The sixth paper “Bayes pooling of visual phrases for object retrieval” (DOI 10.1007/s11042-015-2939-0), co-authored by Wenhui Jiang, hicheng Zhao and Fei Su, addresses the problem of burstiness, i.e., the repetitive occurrence of some certain patterns, in the visual phrases approach for content-based image representation. The authors propose a unified framework for matching geometry-constrained visual phrases and then address the problem of visual phrase burstiness from a probabilistic view by explicitly modelling their distribution for filtering out the bursty ones. The approach is validated in an object retrieval task on five different datasets.

The seventh paper “Combining Re-Ranking and Rank Aggregation Methods for Image Retrieval” (DOI 10.1007/s11042-015-3044-0), co-authored by Daniel Carlos Guimarães Pedronette and Ricardo da S. Torres, presents four different approaches for combining re-ranking and rank aggregation methods for Content-Based Image Retrieval. These approaches are evaluated and compared using different visual and textual descriptors and several publicly available image datasets.

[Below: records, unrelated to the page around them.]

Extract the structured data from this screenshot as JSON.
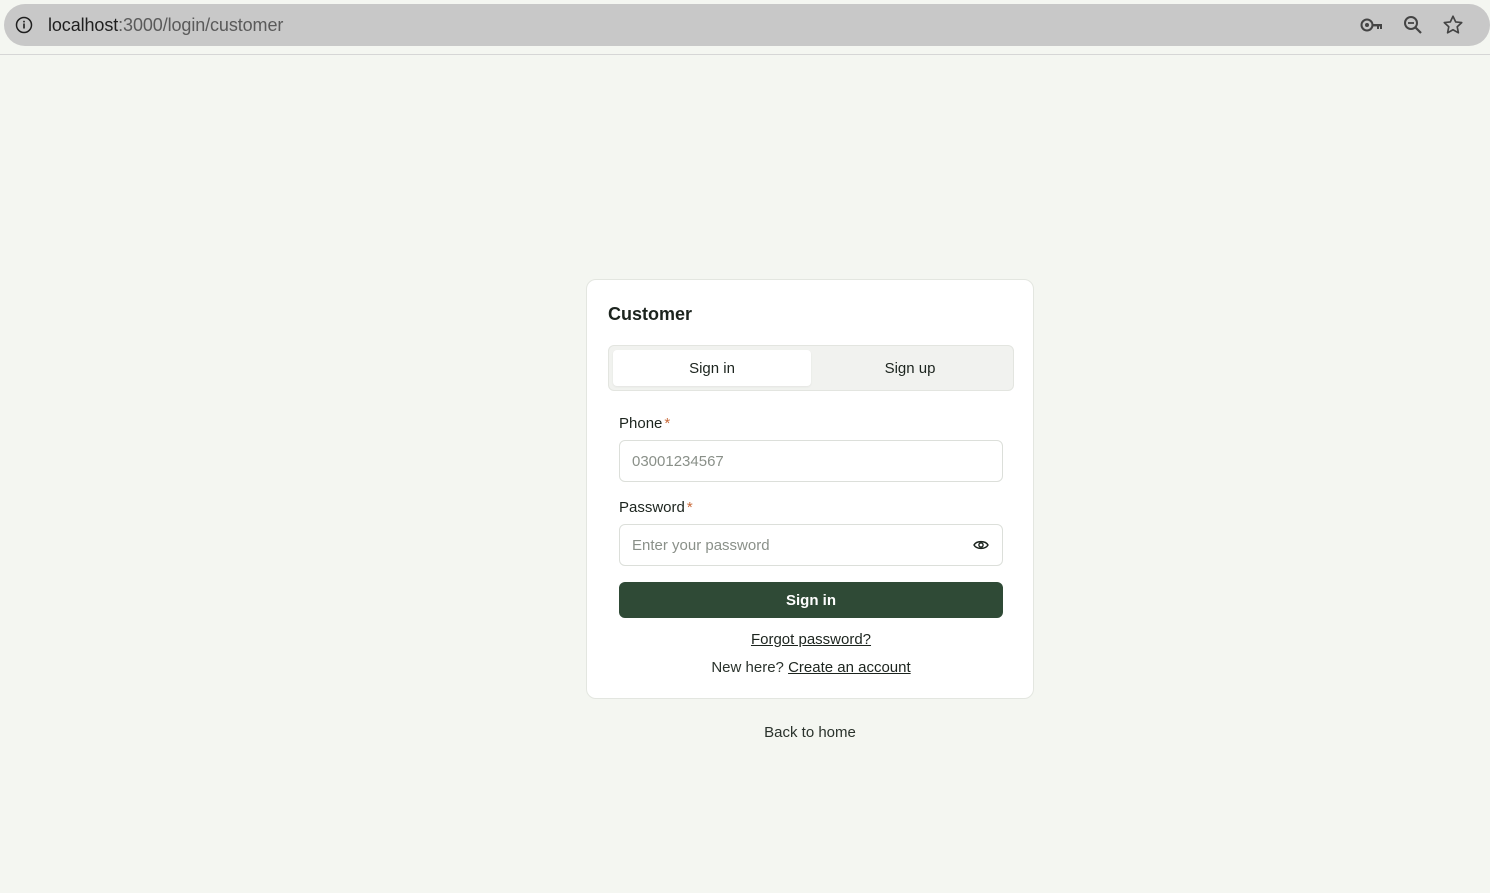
{
  "browser": {
    "url_host": "localhost",
    "url_path": ":3000/login/customer",
    "icons": [
      "info-icon",
      "key-icon",
      "zoom-icon",
      "star-icon"
    ]
  },
  "card": {
    "title": "Customer",
    "tabs": [
      {
        "label": "Sign in",
        "active": true
      },
      {
        "label": "Sign up",
        "active": false
      }
    ],
    "phone": {
      "label": "Phone",
      "required_mark": "*",
      "placeholder": "03001234567",
      "value": ""
    },
    "password": {
      "label": "Password",
      "required_mark": "*",
      "placeholder": "Enter your password",
      "value": ""
    },
    "submit_label": "Sign in",
    "forgot_label": "Forgot password?",
    "new_here_text": "New here?",
    "create_account_label": "Create an account"
  },
  "back_home_label": "Back to home",
  "colors": {
    "background": "#f4f6f1",
    "primary": "#2f4a36",
    "required": "#c96a3a"
  }
}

The eighth paper “A Spectrogram-Based Audio Fingerprinting System for Content-Based Copy Detection” (DOI 10.1007/s11042-015-3081-8), co-authored by Chahid Ouali, Pierre Dumouchel and Vishwa Gupta, presents an audio fingerprinting method for content-based copy detection. The approach is based on the use of multiple thresholds on binarized and pruned spectrograms. Robustness to distortions is achieved using block decomposition and variable sample speed. Experiments show good performance on TRECVid 2009 and 2010 content-based copy detection tasks.